The United States Department of Justice (DOJ) appears to be gearing up to tackle short selling, an increasingly prevalent practice in the market. Profiting by betting against stock price surges has caught the attention of prosecutors, particularly as mid-size U.S. banks have suffered sell-offs and collapses in recent months. In March 2023 alone, three mid-size banks collapsed within five days, prompting a sharp decline in global bank share prices.
A Justice Department official, Avi Perry, has warned that short selling, including via options, is a top concern for prosecutors, and hinted at more activity over short sellers ahead. Moreover, he indicated that actions could be taken against officials using corporate trading plans to manipulate the market. Reports have shown that the U.S. Securities and Exchange Commission (SEC) and DOJ have been investigating the involvement of short sellers, including hedge funds, in market manipulation since 2021.

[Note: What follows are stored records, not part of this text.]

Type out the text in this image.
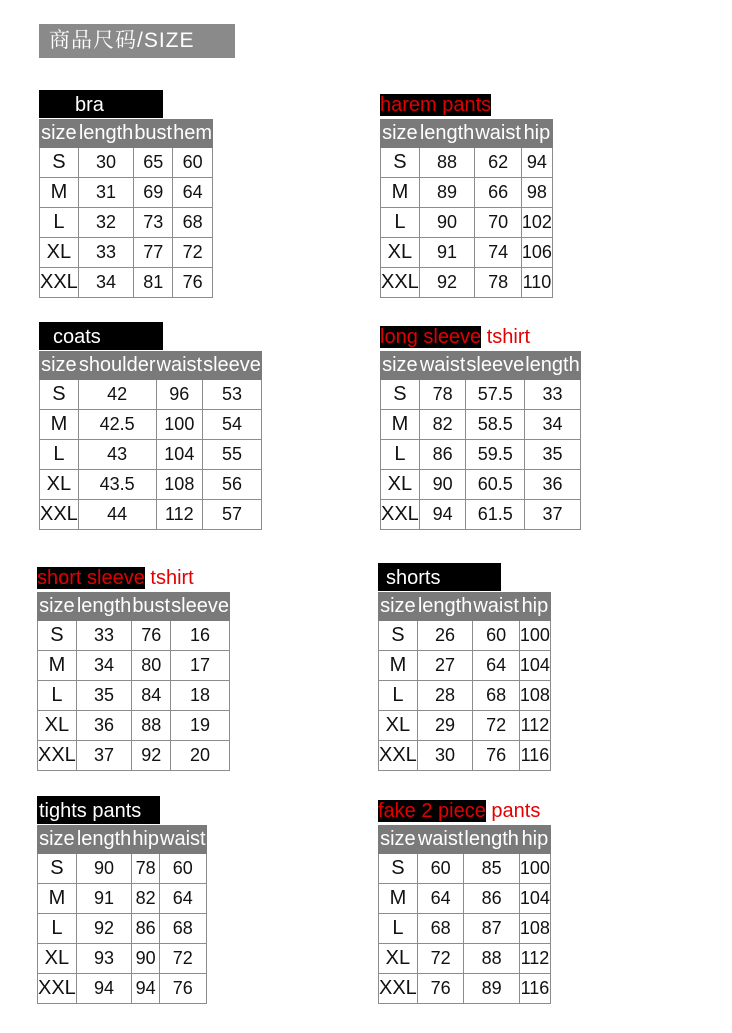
商品尺码/SIZE
bra
size	length	bust	hem
S	30	65	60
M	31	69	64
L	32	73	68
XL	33	77	72
XXL	34	81	76
harem pants
size	length	waist	hip
S	88	62	94
M	89	66	98
L	90	70	102
XL	91	74	106
XXL	92	78	110
coats
size	shoulder	waist	sleeve
S	42	96	53
M	42.5	100	54
L	43	104	55
XL	43.5	108	56
XXL	44	112	57
long sleeve tshirt
size	waist	sleeve	length
S	78	57.5	33
M	82	58.5	34
L	86	59.5	35
XL	90	60.5	36
XXL	94	61.5	37
short sleeve tshirt
size	length	bust	sleeve
S	33	76	16
M	34	80	17
L	35	84	18
XL	36	88	19
XXL	37	92	20
shorts
size	length	waist	hip
S	26	60	100
M	27	64	104
L	28	68	108
XL	29	72	112
XXL	30	76	116
tights pants
size	length	hip	waist
S	90	78	60
M	91	82	64
L	92	86	68
XL	93	90	72
XXL	94	94	76
fake 2 piece pants
size	waist	length	hip
S	60	85	100
M	64	86	104
L	68	87	108
XL	72	88	112
XXL	76	89	116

The SEC’s role in regulating this space has attracted some criticism, particularly with regards to its ongoing case against Ripple. John Deaton, an attorney representing XRP holders in the case, argued that the commission’s focus on short sellers demonstrates a lack of free market capitalism. He also highlighted the SEC’s inability to provide clear regulations to the market, which could have implications for companies like Ripple.
The case against Ripple has raised several issues related to the role of the SEC. Its inability to prove certain assertions in court has led to concerns that the commission may not be as effective as it claims to be in regulating the market. For example, the SEC has been inconsistent in its claims regarding Hinman’s Ethereum speech and related documents in the Ripple case.
While the DOJ’s focus on short selling and market manipulation is a step in the right direction, many questions still remain. With the ongoing confusion around the SEC’s regulatory powers and the consequences of unclear regulations, it might be time to evaluate the efficacy and efficiency of the current system. Could a more defined regulatory framework deter market manipulation and prevent scenarios like the collapse of multiple banks?
As the market continues to evolve, it is essential for regulatory bodies to adapt and provide clear guidance for investors. As the DOJ prepares to take action against short selling, the crypto world will be watching closely, and hopefully, learning from this pivotal moment in the market’s history.